Development of a modified transformation platform for apomixis candidate genes research in Paspalum notatum (bahiagrass)

Abstract

The aim of this work was to improve existing transformation protocols and to transform specific genotypes of Paspalum notatum (bahiagrass) for functional analyses of candidate genes involved in reproduction. Three different explants were assayed for in vitro plant regeneration: mature seeds, mature embryos, and shoot meristems. Plant regeneration was achieved with all explant types, but mature seeds produced the optimal rate (78.0%) and were easiest to manipulate. A method based on serial re-induction of calli from meristems of the regenerated lines was also developed, which could be useful in plant breeding strategies pursuing somaclonal variation.
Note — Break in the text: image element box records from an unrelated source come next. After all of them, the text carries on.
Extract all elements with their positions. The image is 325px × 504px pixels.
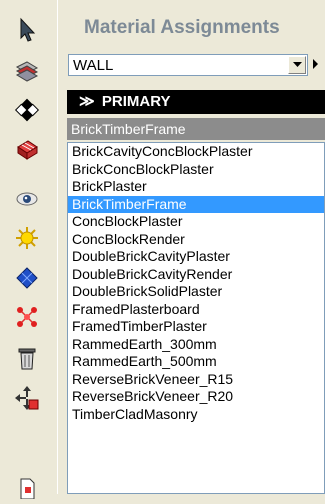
checker-material-icon	[14, 98, 40, 122]
brick-material-icon	[17, 140, 38, 160]
document-button[interactable]	[10, 472, 44, 504]
checker-material-button[interactable]	[10, 94, 44, 126]
material-assignments-panel: Material Assignments WALL ≫ PRIMARY Bric…	[64, 0, 325, 494]
sun-light-icon	[16, 227, 38, 249]
toolbar-divider	[57, 0, 58, 494]
list-item[interactable]: FramedPlasterboard	[68, 301, 324, 319]
list-item[interactable]: RammedEarth_500mm	[68, 353, 324, 371]
list-item[interactable]: DoubleBrickSolidPlaster	[68, 283, 324, 301]
list-item[interactable]: TimberCladMasonry	[68, 406, 324, 424]
list-item[interactable]: ReverseBrickVeneer_R15	[68, 371, 324, 389]
list-item[interactable]: BrickConcBlockPlaster	[68, 161, 324, 179]
layers-material-button[interactable]	[10, 56, 44, 88]
list-item[interactable]: ConcBlockRender	[68, 231, 324, 249]
toolbar	[0, 0, 58, 499]
move-button[interactable]	[10, 382, 44, 414]
section-header[interactable]: ≫ PRIMARY	[67, 90, 325, 114]
list-item[interactable]: ReverseBrickVeneer_R20	[68, 388, 324, 406]
panel-title: Material Assignments	[84, 17, 280, 38]
element-type-value: WALL	[73, 57, 114, 74]
material-list[interactable]: BrickCavityConcBlockPlaster BrickConcBloc…	[67, 142, 325, 494]
pointer-tool-button[interactable]	[10, 14, 44, 46]
list-item[interactable]: BrickPlaster	[68, 178, 324, 196]
element-type-select[interactable]: WALL	[68, 54, 308, 76]
list-item[interactable]: DoubleBrickCavityPlaster	[68, 248, 324, 266]
move-arrows-icon	[15, 386, 39, 410]
layers-material-icon	[15, 61, 39, 82]
section-header-label: PRIMARY	[101, 93, 171, 110]
list-item[interactable]: DoubleBrickCavityRender	[68, 266, 324, 284]
brick-material-button[interactable]	[10, 134, 44, 166]
visibility-button[interactable]	[10, 183, 44, 215]
list-item[interactable]: RammedEarth_300mm	[68, 336, 324, 354]
eye-visibility-icon	[16, 192, 38, 206]
light-button[interactable]	[10, 222, 44, 254]
double-chevron-icon: ≫	[79, 93, 95, 110]
trash-bin-icon	[18, 348, 36, 370]
document-icon	[20, 478, 35, 499]
node-network-icon	[17, 307, 37, 327]
list-item[interactable]: BrickCavityConcBlockPlaster	[68, 143, 324, 161]
list-item[interactable]: BrickTimberFrame	[68, 195, 324, 213]
list-item[interactable]: ConcBlockPlaster	[68, 213, 324, 231]
blue-tile-material-button[interactable]	[10, 262, 44, 294]
dropdown-button[interactable]	[288, 56, 306, 74]
pointer-icon	[20, 17, 36, 42]
chevron-down-icon	[292, 62, 302, 67]
delete-button[interactable]	[10, 342, 44, 374]
blue-tile-material-icon	[16, 267, 38, 289]
list-item[interactable]: FramedTimberPlaster	[68, 318, 324, 336]
node-network-button[interactable]	[10, 301, 44, 333]
current-material-field[interactable]: BrickTimberFrame	[67, 118, 325, 140]
expand-arrow-icon[interactable]	[313, 59, 318, 69]
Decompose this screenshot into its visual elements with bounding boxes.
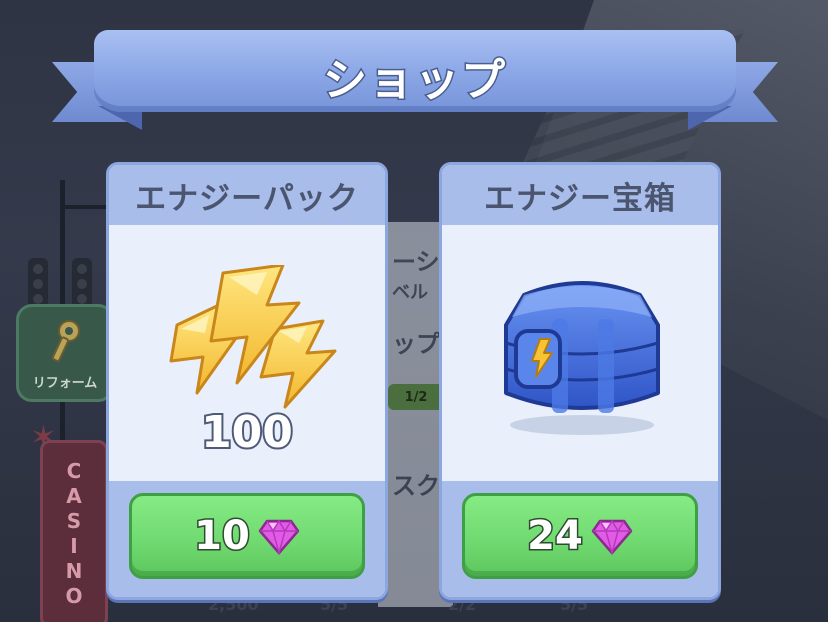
card-footer: 10 xyxy=(109,481,385,597)
reform-label: リフォーム xyxy=(32,376,98,391)
card-body: 100 xyxy=(109,225,385,487)
price-label: 10 xyxy=(193,512,252,561)
traffic-light-icon xyxy=(72,258,92,310)
energy-bolts-icon xyxy=(169,265,337,409)
card-footer: 24 xyxy=(442,481,718,597)
card-body xyxy=(442,225,718,487)
reform-button: リフォーム xyxy=(16,304,114,402)
energy-chest-icon xyxy=(504,281,660,435)
shop-title: ショップ xyxy=(322,54,507,108)
card-header: エナジー宝箱 xyxy=(442,165,718,225)
key-icon xyxy=(51,320,80,362)
shop-item-energy-pack[interactable]: エナジーパック 100 10 xyxy=(106,162,388,600)
ribbon-banner: ショップ xyxy=(94,30,736,112)
buy-button-energy-pack[interactable]: 10 xyxy=(129,493,365,579)
buy-button-energy-chest[interactable]: 24 xyxy=(462,493,698,579)
shop-ribbon: ショップ xyxy=(52,26,778,130)
shop-item-energy-chest[interactable]: エナジー宝箱 24 xyxy=(439,162,721,600)
traffic-light-icon xyxy=(28,258,48,310)
item-title: エナジーパック xyxy=(135,180,359,217)
panel-fragment: スク xyxy=(392,472,440,500)
panel-fragment: ーシ xyxy=(392,248,440,276)
panel-fragment: ベル xyxy=(392,282,428,303)
item-amount: 100 xyxy=(199,405,295,460)
item-title: エナジー宝箱 xyxy=(484,180,676,217)
background-progress: 1/2 xyxy=(388,384,444,410)
panel-fragment: ップ xyxy=(392,330,440,358)
gem-icon xyxy=(591,519,633,556)
price-label: 24 xyxy=(526,512,585,561)
casino-sign: CASINO xyxy=(40,440,108,622)
gem-icon xyxy=(258,519,300,556)
card-header: エナジーパック xyxy=(109,165,385,225)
Transient transformation experiments were performed on calli obtained from mature seeds using a compressed helium gene gun. Transient transformation constructs included anthocyanin-synthesis genes cloned under the CAMV 35S promoter and an enhanced green fluorescent protein gene (egfp) driven by the rice actin1 (act1) promoter. Selection curves for ammonium glufosinate were developed in order to determine the optimal selective pressure for stable transformation (1.0 mg/L). Stable co-transformation experiments were carried out with two different constructs containing: (1) the reporter egfp gene cloned under the rice act1 promoter and (2) the selector bar gene driven by the ubiquitin promoter. A total of 27 (64.2%) transgenic plants out of 42 resistant plants analyzed were obtained. The presence of the transgenes in regenerated plants was confirmed by polymerase chain reaction and DNA gel blot analysis. Gene expression was demonstrated by eGFP fluorescence detection and in vivo assays for ammonium glufosinate tolerance. This platform is being used to generate transgenic plants of P. notatum to analyze the function of apomixis-associated candidate genes.